Headshot damage bonus. (Fallout 4)
So I could not google a specific answer to the question: what bonus to damage goes with a headshot? The "best" answer I could find sounds like "the damage is definitely higher!" )Can anyone know the specific percentage?
choa has
no answer because this is not a battlefield where you can take out with one shot, plus the difficulty of the game and the level of enemies also affects
Boss_Timurchik the
difficulty of the game and the level of enemies affects the final damage. The base is still calculated in a fixed way.
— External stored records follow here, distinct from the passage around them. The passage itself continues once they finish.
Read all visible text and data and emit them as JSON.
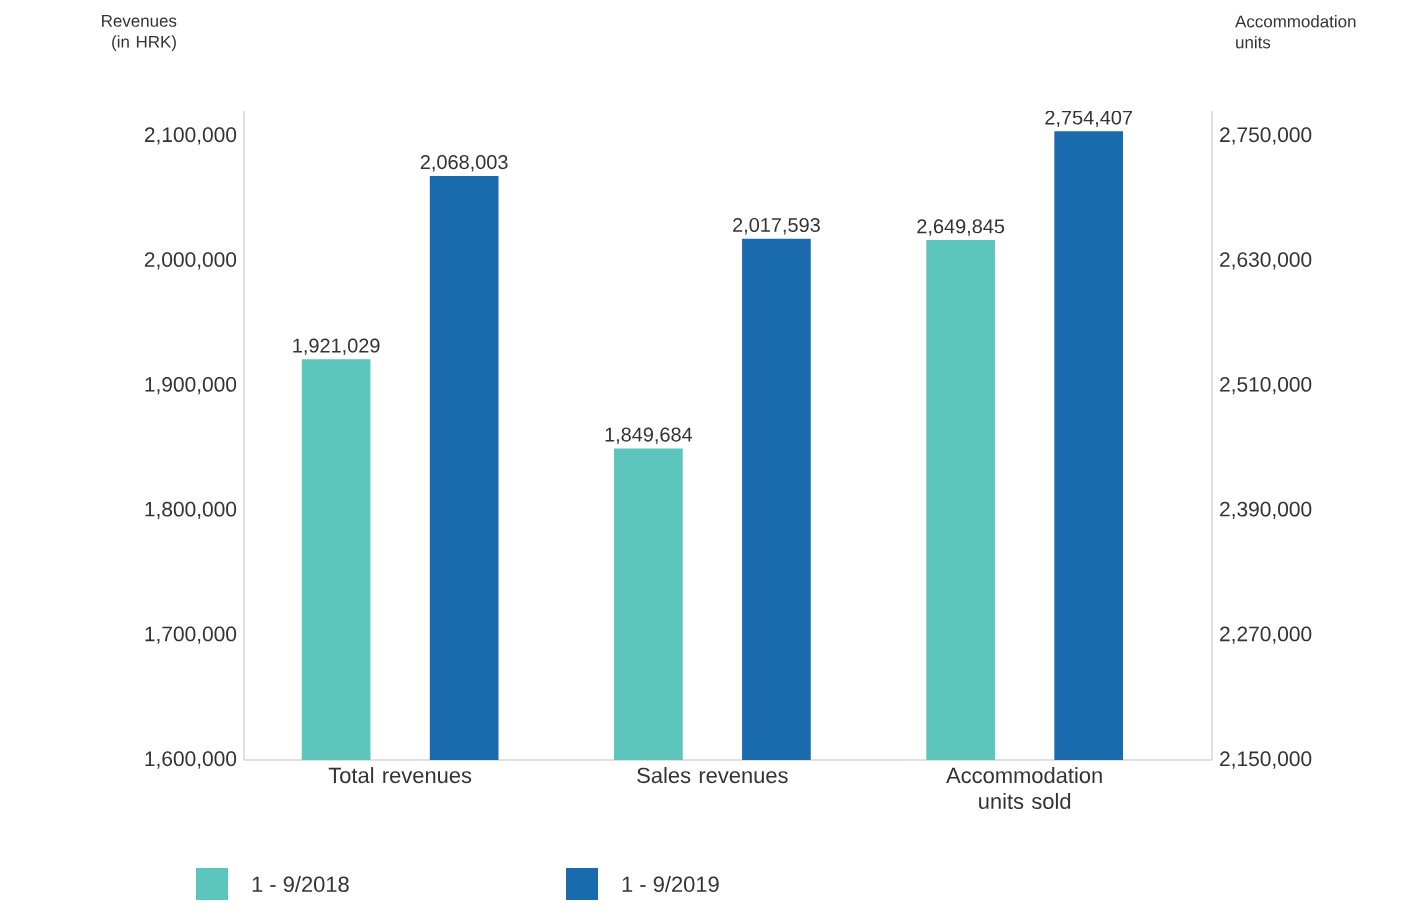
{
  "chart_data": {
    "type": "bar",
    "categories": [
      "Total revenues",
      "Sales revenues",
      "Accommodation units sold"
    ],
    "ylabel": "Revenues (in HRK)",
    "y2label": "Accommodation units",
    "series": [
      {
        "name": "1 - 9/2018",
        "color": "#5cc5bc",
        "values": [
          1921029,
          1849684,
          null
        ],
        "value_labels": [
          "1,921,029",
          "1,849,684",
          null
        ]
      },
      {
        "name": "1 - 9/2019",
        "color": "#1a6aae",
        "values": [
          2068003,
          2017593,
          null
        ],
        "value_labels": [
          "2,068,003",
          "2,017,593",
          null
        ]
      },
      {
        "color": "#5cc5bc",
        "axis": "y2",
        "values": [
          null,
          null,
          2649845
        ],
        "value_labels": [
          null,
          null,
          "2,649,845"
        ]
      },
      {
        "color": "#1a6aae",
        "axis": "y2",
        "values": [
          null,
          null,
          2754407
        ],
        "value_labels": [
          null,
          null,
          "2,754,407"
        ]
      }
    ],
    "ylim": [
      1600000,
      2120000
    ],
    "yticks": [
      {
        "value": 1600000,
        "label": "1,600,000"
      },
      {
        "value": 1700000,
        "label": "1,700,000"
      },
      {
        "value": 1800000,
        "label": "1,800,000"
      },
      {
        "value": 1900000,
        "label": "1,900,000"
      },
      {
        "value": 2000000,
        "label": "2,000,000"
      },
      {
        "value": 2100000,
        "label": "2,100,000"
      }
    ],
    "y2lim": [
      2150000,
      2774000
    ],
    "y2ticks": [
      {
        "value": 2150000,
        "label": "2,150,000"
      },
      {
        "value": 2270000,
        "label": "2,270,000"
      },
      {
        "value": 2390000,
        "label": "2,390,000"
      },
      {
        "value": 2510000,
        "label": "2,510,000"
      },
      {
        "value": 2630000,
        "label": "2,630,000"
      },
      {
        "value": 2750000,
        "label": "2,750,000"
      }
    ],
    "grid": false,
    "legend": "bottom"
  }
}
Start a new game. Find a human enemy. Come at close range. Turn on the watts. See how much damage a shot to each part of the body will do. For example, robots need to shoot at the limbs, damage x2 at the legs, in comparison with the head. If so, measure with a ruler how much damage to the body and how much damage to the head.
George Dark
Identity sometimes occurs, although in theory there should be no floating damage in Folach. I can say for sure that the headshot can depend on some opponents. For example, robots (as already said above) generally care about headshots, and the bogger sometimes shoots one-shot from a headshot right away, while shooting at his shell hardly takes anything away.
I'm more interested in how things are with the Humans. Raiders there, ghouls, that's all)
I think there is no headshot bonus, but just the protection is different in different parts of the body, so the damage done is different.
choa wrote:
and the bogger sometimes shoots a one-shot from a shot to the head.
There is not necessarily in the "head" - the main thing is not in the shell, the "belly" will do the same. And the carapace - yes, it gives better protection to the SB.
In general, IMHO - in terms of net damage (that is, how much HP is removed) - no difference. BUT - "collateral" damage is triggered, ie: you shoot in the hand - the enemy can drop the barrel, in the leg - "limp" and slow down, and the head - "stun" (short-term) and, it seems, a decrease in accuracy (to death / treatment). The impression of more damage to the head arose, most likely, precisely because such a "damaged head" enemy is much less dangerous and easier to finish off.
Zefos wrote: it's just that the protection is different in different parts of the body, that's the different damage done.
In general, most likely. But again - "there is an opinion" (see http://fallout.wikia.com/wiki/Damage_Resistance) that "regardless of where you hit an enemy / are hit by an enemy, the total damage resistance of all currently equipped pieces of armor is used for the formula "(ie - the formulas use the total armor resistance, without distribution" by points "). How true is this - hz.